First, while these two claims are generally true, they are far from the guarantee that politicians and educators make them sound.

Second, more education does not necessarily improve the economy, and I like the analogy that this guy uses:

Implicit in the first point is that a majority of working-age individuals don’t work because they choose not to (i.e. they are lazy scroungers), or because unemployment is caused by laziness or lack of training. The argument they often use is that “I can get a job, therefore all the unemployed could get jobs if only they tried harder, or got better education and training.”

The way I go about demonstrating that fallacy is a dogs-and-bones example. Say we have 10 dogs and we bury nine bones in the backyard. We send the dogs out to find bones. At least one dog will come back without a bone.

We decide that the problem is lack of training. We put that dog through rigorous training in the latest bone-finding techniques. We bury nine bones and send the 10 dogs out again. The trained dog ends up with a bone, but some other dog comes back without a bone (empty-mouthed, so to speak).

Third, it implies that the less educated are more of a burden on society/the economy. If only they would go get a higher degree, they would be doing better than they are now.

So, does that mean we shouldn’t encourage people to go to college and strive for higher educations?

Far from it. We should definitely encourage and invest in higher education for more people, but let’s end the canard that it pays off directly in employment and income, or we should encourage it because it helps the economy. It does, but that’s not why we want more people with high education.

The real reason we should be telling people to graduate from high school, college, or graduate school, is that, overall, people who are more educated are better for society.

The more educated you are:

1. The better you can take care of yourself. When you’re unemployed, it often requires several skills and qualities to find a job. Often these skills are only gained through practice, like the kind of practice that gaining a degree offers.

2. The better you can take care of others. Similar to number one.

3. The more opportunities you have. Someone with a general high school education will only be able to find certain jobs. Someone with an advanced degree with be able to find those same jobs, plus others. Have a degree in a scientific field? You also have the ability to find a job in a related field.

4. The better you are at choosing the people who govern over you. And you will be better at monitoring how well they do. And better at rewarding or punishing them for the job they do.

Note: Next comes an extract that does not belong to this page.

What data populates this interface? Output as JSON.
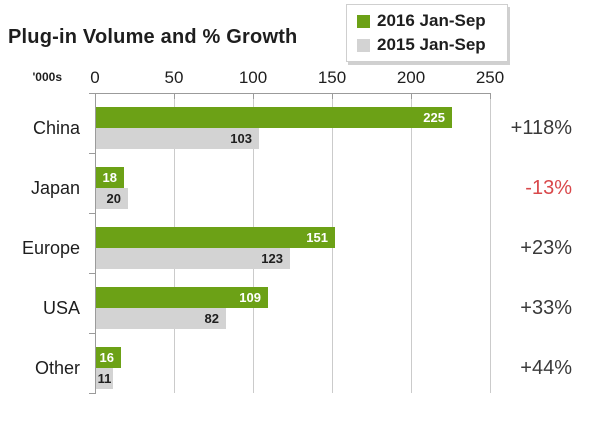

5. The better you are at handling anything life throws at you. Serious illness, loss of job, tricky legal battle? Having a good education better prepares you for any of these things.

If we want to live in a better society than we have now, having more educated people is practically a requirement.

In arguing that we should always seek to improve the education levels in our population, it may seem like I’m reinforcing the third issue I mentioned above, that the less educated are a burden. However, I am not making this claim.

For example, a person may be in a job that merely requires a high school education, such as a garbage collector. It would be a mistake to say they do not serve a role in our society; this job needs someone to do it, and he’s filling that need. However, if that person were to get a college education, it doesn’t mean they are suddenly going to be doing their job better, and at the same time, it does not necessarily mean that they are wasting their capabilities if they have this college degree but still collect garbage; this is still a needed role that they are filling. My argument is that the person should seek a college education for the way it improves their lives in areas other than employment/the economy.

Like health care, I think education should not be treated as a privilege, but as a basic need, and the government (us, as a society) should facilitate individual people raising their levels of education. Because education itself is a benefit to society.